Seit 30 Jahren beschäftigt sich die Sprachwissenschaftlerin Oksana Havryliv mit dem Schimpfen und Fluchen. Jetzt hat die in Währing lebende Ukrainerin die Ergebnisse ihrer Arbeit in einem neuen populärwissenschaftlichen Buch zusammengefasst. Wir haben mit ihr besprochen, worauf es beim richtigen Schimpfen ankommt.

Währing als Traumbezirk

Als sie in den 1990ern das erste Mal als Studentin nach Wien gekommen ist, sei Währing ihr Traumbezirk gewesen, erzählt Oksana Havryliv. Bei den Veranstaltungen an der ukrainischen Botschaft am Schafberg habe sie sich immer wieder gedacht: Hier würde ich gerne leben. Seit 2012 wohnt die gebürtige Lembergerin mit ihrem Mann und den beiden Kindern im 18. Bezirk. Und wegen des russischen Angriffs auf ihr Heimatland ist an eine baldige Rückkehr nicht zu denken.

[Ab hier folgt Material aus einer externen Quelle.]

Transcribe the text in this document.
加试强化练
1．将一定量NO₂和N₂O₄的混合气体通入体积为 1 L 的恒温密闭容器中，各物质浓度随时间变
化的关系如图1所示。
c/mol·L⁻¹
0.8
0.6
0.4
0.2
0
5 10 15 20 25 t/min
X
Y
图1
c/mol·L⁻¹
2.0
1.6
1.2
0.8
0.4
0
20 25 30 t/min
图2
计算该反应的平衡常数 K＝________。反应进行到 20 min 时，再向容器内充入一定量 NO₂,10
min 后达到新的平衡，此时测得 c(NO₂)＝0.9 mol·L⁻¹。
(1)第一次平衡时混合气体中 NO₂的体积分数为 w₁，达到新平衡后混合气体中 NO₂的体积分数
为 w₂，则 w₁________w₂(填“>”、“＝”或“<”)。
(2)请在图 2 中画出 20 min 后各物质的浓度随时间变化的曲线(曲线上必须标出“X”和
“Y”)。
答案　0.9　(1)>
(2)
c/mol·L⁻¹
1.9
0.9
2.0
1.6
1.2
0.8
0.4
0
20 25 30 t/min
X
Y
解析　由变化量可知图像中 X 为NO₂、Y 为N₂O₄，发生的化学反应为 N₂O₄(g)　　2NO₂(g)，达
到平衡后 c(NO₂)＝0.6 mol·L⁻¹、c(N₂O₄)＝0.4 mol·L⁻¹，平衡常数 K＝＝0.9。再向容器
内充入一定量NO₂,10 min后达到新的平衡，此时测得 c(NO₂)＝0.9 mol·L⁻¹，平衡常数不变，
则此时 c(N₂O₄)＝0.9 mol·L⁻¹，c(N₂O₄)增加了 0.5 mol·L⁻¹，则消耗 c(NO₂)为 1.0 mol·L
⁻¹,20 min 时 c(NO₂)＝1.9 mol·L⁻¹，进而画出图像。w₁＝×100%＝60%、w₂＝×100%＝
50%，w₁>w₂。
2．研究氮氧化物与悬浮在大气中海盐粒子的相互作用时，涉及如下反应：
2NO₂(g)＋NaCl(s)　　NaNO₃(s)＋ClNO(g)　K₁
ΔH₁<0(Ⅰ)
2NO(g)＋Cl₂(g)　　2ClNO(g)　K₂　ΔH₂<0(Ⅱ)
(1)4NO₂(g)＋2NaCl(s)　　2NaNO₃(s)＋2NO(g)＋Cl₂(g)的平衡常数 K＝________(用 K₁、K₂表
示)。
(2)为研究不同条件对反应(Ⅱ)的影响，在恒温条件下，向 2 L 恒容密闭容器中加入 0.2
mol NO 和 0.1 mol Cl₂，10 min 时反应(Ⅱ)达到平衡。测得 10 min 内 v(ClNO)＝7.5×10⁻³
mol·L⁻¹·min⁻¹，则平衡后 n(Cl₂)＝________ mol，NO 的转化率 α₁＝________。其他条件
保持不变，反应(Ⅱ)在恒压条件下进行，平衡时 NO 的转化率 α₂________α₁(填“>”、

Andere Sprachen, andere Schimpf-Kulturen

In ihrer Forschung beschäftigt sich die Sprachwissenschaftlerin seit ihren ersten Aufenthalten in Wien mit dem Schimpfen, dem Fluchen und der sogenannten „unsauberen“ Sprache. Sie schaut sich an welche Funktionen Schimpfen haben kann, wie sich das Schimpfen über die Zeit und zwischen den Generationen verändert und welche unterschiedlichen Schimpfkulturen es in verschiedenen Sprachen gibt. Im Deutschen haben viele Schimpfwörter anale Bezüge: Scheiße, Arschloch und so weiter. Im Englischen und auch in vielen slawischen Sprachen haben sie eher sexuelle Bezüge. „Fuck you“ ist nur eines von vielen Beispielen.

Schleich Di, Du Oaschloch!

Havryliv hat schon eine Reihe wissenschaftlicher Bücher und Fachartikel über das Schimpfen und Fluchen veröffentlicht. Jetzt richtet sie sich an ein breiteres Publikum, der Text ist pointierter und kurzweiliger als ihre früheren Werke. Für die meisten Menschen sei Fluchen ein Ventil, etwa drei Viertel des Schimpfens diene dazu sich abzureagieren und Dampf abzulassen (eine „kathartische“ Funktion wie es in den früheren Büchern heißt). Klassische Beispiele dafür sind die inzwischen geflügelten Worte „Schleich Di, Du Oaschloch“ nach dem Anschlag in der Wiener Innenstadt oder der Ausruf „Fick Dich, Russisches Kriegsschiff (Русский военный корабль, иди нахуй)“, der kurz nach dem Angriff auf die Ukraine weite Verbreitung fand.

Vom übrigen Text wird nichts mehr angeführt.